= 1923 Prime Minister Honours =

British government recognitions

The 1923 Prime Minister Honours were announced on 8 February 1923, the list of political appointments was recommended by the Prime Minister Bonar Law. The list was not issued as part of the 1923 New Year Honours as it was delayed to allow scrutiny by a Privy Council committee following a recommendation of a Royal Commission on Honours. It was sometimes known as the "Short Honours List".

==Viscount==
- Sir George Younger, Bt., Chairman of the Unionist Party Organisation since 1 January 1917.

==Baron==
- Rt Hon Herbert Pike Pease MP for Darlington and Assistant Postmaster-General 1915-1922.
- Sir Owen Philipps GCMG who was an MP from 1906 to 1922.

==Privy Councillor==
- John Frederick Peel Rawlinson KC, MP for Cambridge University since 1906.

==Baronets==
- Lieutenant-Colonel Sir James Philip Reynolds, DSO, TD, JP for public and political services in Lancashire.
- Colonel Charles Rosdew Burn, MP for Torquay since 1919.
- Lieutenant-Colonel Sir Frederick Hall, KBE, DSO, MP for Dulwich since 1910.
- Joseph Henry Kaye for public and political services in Huddersfield.

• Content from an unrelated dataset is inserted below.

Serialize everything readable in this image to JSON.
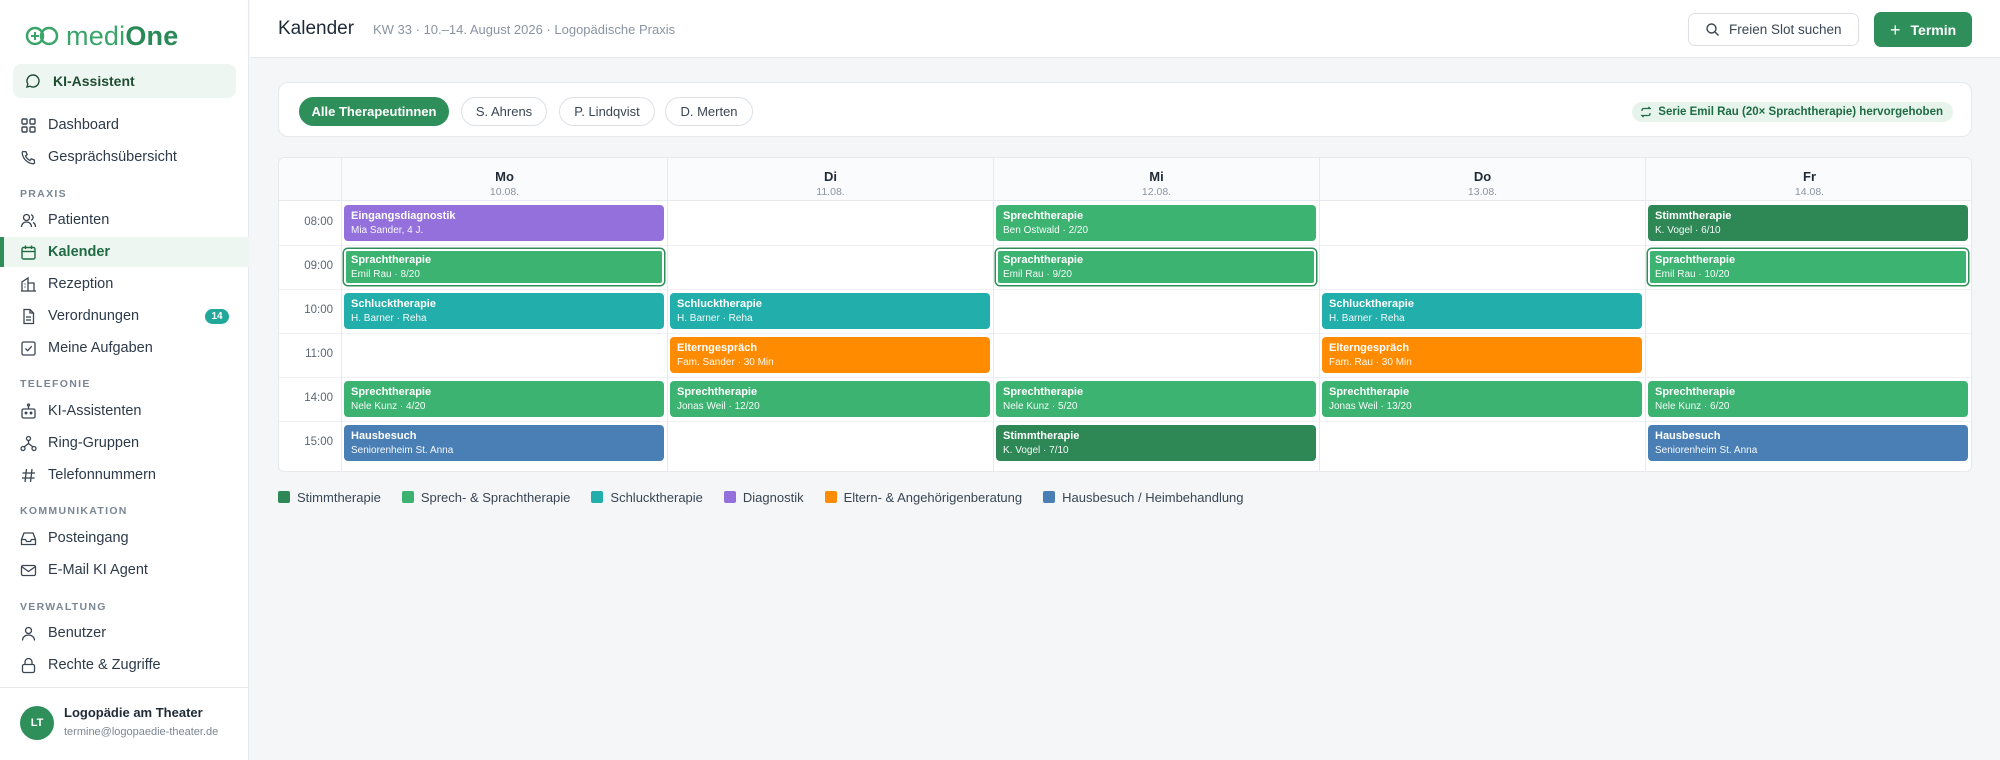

==Knight Grand Cross of the Order of the British Empire (GBE)==
- Sir John Malcolm Fraser, Bt., Honorary Principal Agent for the Unionist Party.

==Knight Bachelor==
- Alfred Appleby, JP for public and political services in Newcastle upon Tyne.
- Commander Walter George Windham, for public and political services.
- George Wigley, for public and political services in Nottingham.
- George Duncan Grey, LLD, for public and political services in Weston-super-Mare.
- Ernest Gardner, MP from 1901 to 1922.